A "tougher line to restore order" must be the answer to "increasing violence in Hong Kong," wrote the English-language newspaper China Daily. She accused "western media" of practicing "leniency" with the protest movement in Hong Kong. On the other hand, the demonstrators tried to "calm down" those who wanted to throw "the spotlight of truth" on the protests. However, the protest movement is "doomed to fail because the full weight of the law will hit them."


  Neither the "China Daily" nor the "Global Times" mentioned the bloody attack by an armed assailant on Sunday that injured at least five people. According to eyewitnesses, the attacker spoke Mandarin – the language most spoken in mainland China – and shouted proto-Chinese slogans before he attacked people.
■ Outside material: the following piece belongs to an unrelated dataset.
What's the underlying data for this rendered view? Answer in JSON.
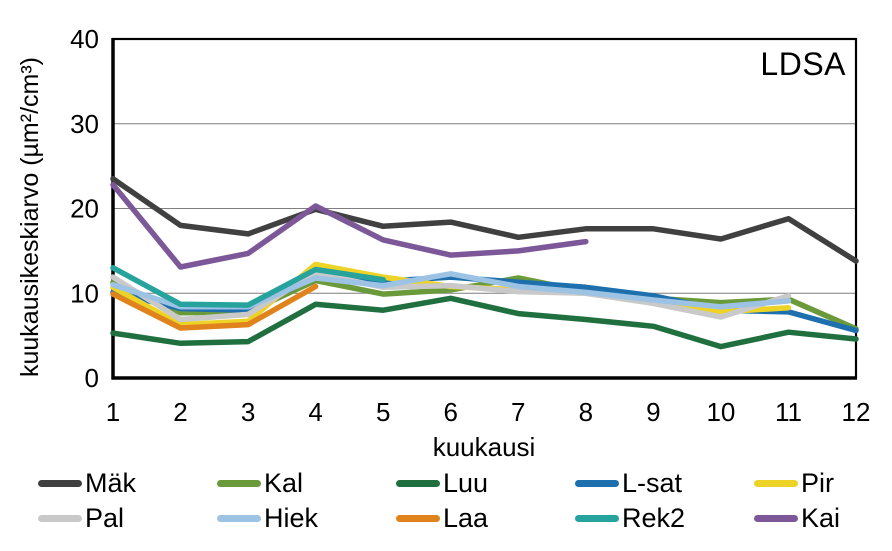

The local politician Andrew Chiu the attacker bit off a part of the ear.

Tougher measures to curb protests

For months, people in Hong Kong have been demonstrating against the government and the growing influence of the Communist Beijing leadership on the autonomously governed territory. They demand an independent investigation of police violence and free elections. Since its return to China in 1997, the former British Crown Colony has been governed autonomously by its own Basic Law on the principle of "one country, two systems".

  At the weekend, police used tear gas, rubber bullets, pepper spray and a water cannon against the demonstrators. Radical activists threw incendiary bombs, built roadblocks and attacked businesses with suspected relations with China.

  To stem the protests, Beijing and Hong Kong had recently called for harsher measures against the demonstrators. So a month ago was enforced by the Emergency Act, a cover-off ban, also the rules for users of social networks were tightened.